The procedures that should be followed are not always clear, specifically in regards to whether employees should be paid for time taken off for training and study. This article will outline what you need to know as a school employer.
Firstly, it is important to get to grips with who is eligible to take time off for training and study.
Employees have a right to request time off for study and, as an employer, you have a duty to consider it and respond accordingly.
Legal entitlement depends on if there are at least 250 people in your school, academy or multi-academy trust and if the individual in question:
- Is classed as an employee
- Has worked for you for at least 26 weeks
- Will be able to do their job more effectively as a result
Employees not entitled to take time off include:
- Those of compulsory school age
- Young people who already have the right to take paid time off for study or training
- If the individual is aged 16 to 18 and is already expected to take part in education or training.
Employees can also only make one request per year.
However, you should clearly set out all your eligibility requirements in your school’s policy on applications for time off for training or study.
Making a request
Procedures that employees should follow when making a formal request for time off should also be set out in your school’s policy on time off for training or study.
If you do not have a policy in place, employees should write to you stating that they are making a request under 'Section 63D of the Employment Rights Act 1996’ and provide the following details:
- The subject matter of the study or training
- Who will be providing the training
- Date(s) outlining where and when it will take place
- If applicable, the name of the qualification they are working towards
- A description of why they think this study or training will help them to do their job more effectively and benefit your school
- Dates of any previous applications
If an employee does not include all of this information, you do not have to consider their request.
It is also the responsibility of the employee to inform you if they do not start or finish the agreed training or study, or if they do, or plan to do, a different course than the one previously approved.
Legally, you do not have to pay for time taken off for study or training.

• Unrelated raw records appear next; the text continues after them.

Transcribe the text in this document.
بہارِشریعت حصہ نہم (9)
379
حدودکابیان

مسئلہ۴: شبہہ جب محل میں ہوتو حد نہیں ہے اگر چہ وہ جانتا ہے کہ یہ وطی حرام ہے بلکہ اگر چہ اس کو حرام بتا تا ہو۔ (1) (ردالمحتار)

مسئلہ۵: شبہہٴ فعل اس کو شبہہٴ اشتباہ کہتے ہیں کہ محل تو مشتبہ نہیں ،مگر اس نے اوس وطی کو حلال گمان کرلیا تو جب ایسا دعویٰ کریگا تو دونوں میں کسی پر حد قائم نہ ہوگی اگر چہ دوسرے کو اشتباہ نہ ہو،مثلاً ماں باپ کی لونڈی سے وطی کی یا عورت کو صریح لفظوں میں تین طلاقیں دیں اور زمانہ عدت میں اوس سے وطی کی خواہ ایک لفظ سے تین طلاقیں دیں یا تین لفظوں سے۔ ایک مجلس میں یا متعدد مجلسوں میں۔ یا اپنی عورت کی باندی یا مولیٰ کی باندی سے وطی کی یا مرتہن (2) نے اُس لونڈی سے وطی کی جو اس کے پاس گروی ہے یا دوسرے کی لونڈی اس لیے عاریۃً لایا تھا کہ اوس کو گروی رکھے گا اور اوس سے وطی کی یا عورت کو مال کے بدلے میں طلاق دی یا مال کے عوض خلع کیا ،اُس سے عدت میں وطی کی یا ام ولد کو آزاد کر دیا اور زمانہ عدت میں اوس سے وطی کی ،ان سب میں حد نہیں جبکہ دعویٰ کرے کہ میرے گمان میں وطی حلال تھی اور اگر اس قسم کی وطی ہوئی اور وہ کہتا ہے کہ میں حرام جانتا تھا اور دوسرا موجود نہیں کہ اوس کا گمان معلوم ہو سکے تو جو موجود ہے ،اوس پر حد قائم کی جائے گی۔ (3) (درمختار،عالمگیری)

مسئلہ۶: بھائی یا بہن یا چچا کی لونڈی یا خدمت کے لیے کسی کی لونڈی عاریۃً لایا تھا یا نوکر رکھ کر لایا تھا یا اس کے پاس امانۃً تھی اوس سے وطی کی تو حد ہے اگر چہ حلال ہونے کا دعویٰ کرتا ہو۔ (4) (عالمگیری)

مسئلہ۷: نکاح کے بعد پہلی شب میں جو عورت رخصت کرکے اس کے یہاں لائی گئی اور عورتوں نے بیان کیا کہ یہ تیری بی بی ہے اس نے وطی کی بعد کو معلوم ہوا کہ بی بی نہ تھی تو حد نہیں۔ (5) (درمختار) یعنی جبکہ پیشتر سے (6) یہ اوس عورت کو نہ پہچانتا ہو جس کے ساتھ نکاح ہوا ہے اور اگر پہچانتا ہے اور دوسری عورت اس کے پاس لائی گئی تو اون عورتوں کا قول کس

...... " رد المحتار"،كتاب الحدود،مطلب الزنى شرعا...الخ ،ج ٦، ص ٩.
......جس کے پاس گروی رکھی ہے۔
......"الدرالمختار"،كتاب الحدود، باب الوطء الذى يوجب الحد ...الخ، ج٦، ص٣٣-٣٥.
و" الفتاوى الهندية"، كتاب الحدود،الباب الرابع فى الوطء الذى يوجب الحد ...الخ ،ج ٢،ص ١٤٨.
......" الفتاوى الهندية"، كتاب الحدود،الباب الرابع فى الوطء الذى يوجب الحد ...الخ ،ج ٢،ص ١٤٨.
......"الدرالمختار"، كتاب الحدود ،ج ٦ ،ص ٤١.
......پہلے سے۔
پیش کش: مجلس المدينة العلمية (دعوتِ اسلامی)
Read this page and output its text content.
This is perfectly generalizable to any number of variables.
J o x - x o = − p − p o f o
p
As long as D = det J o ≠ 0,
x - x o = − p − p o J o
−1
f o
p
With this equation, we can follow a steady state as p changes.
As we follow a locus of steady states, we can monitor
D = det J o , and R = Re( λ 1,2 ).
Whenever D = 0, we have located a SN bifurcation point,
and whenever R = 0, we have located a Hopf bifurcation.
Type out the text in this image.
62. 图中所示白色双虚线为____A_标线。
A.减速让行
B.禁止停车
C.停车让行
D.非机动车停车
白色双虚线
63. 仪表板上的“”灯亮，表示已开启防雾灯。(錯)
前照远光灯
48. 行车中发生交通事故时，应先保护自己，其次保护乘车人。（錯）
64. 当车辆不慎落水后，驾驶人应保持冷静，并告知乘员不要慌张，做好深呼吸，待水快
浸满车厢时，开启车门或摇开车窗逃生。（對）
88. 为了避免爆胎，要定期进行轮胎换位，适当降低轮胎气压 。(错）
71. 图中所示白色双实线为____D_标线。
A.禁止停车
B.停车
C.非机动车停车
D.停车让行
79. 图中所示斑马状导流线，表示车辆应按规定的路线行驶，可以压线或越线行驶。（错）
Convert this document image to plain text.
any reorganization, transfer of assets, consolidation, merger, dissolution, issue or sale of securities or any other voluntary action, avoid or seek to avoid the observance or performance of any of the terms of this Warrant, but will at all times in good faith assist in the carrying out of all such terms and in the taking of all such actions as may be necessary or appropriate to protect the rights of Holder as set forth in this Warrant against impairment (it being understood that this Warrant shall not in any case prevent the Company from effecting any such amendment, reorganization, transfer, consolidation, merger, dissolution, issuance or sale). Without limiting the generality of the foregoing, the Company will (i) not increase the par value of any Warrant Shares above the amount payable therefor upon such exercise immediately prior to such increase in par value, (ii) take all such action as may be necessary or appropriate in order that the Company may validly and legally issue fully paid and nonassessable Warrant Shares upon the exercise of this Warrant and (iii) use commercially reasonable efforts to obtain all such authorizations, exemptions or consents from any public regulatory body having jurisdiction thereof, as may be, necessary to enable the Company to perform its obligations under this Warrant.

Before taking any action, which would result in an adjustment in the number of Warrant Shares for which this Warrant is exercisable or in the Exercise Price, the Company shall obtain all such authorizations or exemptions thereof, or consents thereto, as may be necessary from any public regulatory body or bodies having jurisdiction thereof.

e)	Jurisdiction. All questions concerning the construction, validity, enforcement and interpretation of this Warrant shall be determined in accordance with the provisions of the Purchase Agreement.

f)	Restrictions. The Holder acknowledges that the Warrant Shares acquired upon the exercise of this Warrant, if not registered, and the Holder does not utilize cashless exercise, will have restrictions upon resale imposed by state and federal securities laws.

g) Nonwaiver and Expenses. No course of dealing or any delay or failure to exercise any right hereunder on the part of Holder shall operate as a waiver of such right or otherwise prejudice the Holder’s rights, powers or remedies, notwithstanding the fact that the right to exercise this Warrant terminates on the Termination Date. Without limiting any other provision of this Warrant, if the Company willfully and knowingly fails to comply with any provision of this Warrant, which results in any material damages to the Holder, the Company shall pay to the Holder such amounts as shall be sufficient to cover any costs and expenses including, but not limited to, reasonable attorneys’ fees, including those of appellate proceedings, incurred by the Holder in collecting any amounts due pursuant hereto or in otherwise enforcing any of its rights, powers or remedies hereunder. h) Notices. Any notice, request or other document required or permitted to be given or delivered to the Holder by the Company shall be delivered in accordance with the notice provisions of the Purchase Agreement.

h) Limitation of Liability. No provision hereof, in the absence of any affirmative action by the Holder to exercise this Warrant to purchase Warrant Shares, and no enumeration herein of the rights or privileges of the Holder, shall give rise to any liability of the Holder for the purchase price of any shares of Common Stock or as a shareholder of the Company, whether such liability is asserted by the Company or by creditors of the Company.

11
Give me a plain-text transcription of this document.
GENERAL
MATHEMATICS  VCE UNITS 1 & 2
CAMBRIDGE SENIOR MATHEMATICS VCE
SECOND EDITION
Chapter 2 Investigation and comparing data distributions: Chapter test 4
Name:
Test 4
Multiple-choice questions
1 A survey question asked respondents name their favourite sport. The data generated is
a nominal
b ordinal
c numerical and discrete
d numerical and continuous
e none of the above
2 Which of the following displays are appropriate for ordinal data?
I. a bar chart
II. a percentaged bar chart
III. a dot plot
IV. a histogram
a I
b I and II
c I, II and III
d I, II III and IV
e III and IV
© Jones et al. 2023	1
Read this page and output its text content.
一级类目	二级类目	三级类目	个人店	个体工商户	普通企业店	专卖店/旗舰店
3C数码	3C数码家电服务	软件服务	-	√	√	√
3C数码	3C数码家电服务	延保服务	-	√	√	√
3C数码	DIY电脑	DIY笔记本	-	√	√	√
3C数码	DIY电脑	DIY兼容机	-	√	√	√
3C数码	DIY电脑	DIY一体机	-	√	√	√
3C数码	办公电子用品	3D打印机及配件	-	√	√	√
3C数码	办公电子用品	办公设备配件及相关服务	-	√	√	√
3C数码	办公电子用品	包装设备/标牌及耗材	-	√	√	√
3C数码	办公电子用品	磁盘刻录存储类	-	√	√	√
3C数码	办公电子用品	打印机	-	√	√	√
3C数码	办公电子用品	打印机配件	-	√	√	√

However, in some cases, you may choose to pay for some or all the time off, and the same rules also apply to associated costs, e.g. travel expenses.
You have 28 days to accept the employees’ request or hold a meeting with them to discuss their application.
The employee is entitled to postpone the meeting in the event of them being unavailable. They can also bring a trade union representative or colleague with them to the meeting.
Following the meeting, you have 14 days to decide on their request, unless the employee agrees in writing to extend this time.
In circumstances where you accept the application without the need for a meeting, you should return a copy of the signed form to the employee and retain the original on their personnel file.
Though this should also be set out in your policy, you may choose to reject a request for any of the following reasons:
- If, in your view, the proposed study or training would not improve their effectiveness at work and the performance of your school
- The burden of additional costs
- The detrimental effect on the ability to meet the demands of the school community
- Inability to reorganise work among existing employees or recruit additional employees
- Adverse impact on quality and performance
- Insufficiency of work during the periods that you propose to work
- Planned structural changes
An employee has the right to appeal your decision if you refuse the request for time off for training or study.
Legally, the appeal must be made within 14 days of your decision and be written, dated and set out why they are appealing.
However, outline your appeals procedures in your school’s policy, e.g. you may wish for employees to send in their appeal within five days of the receipt of the written notice of your decision.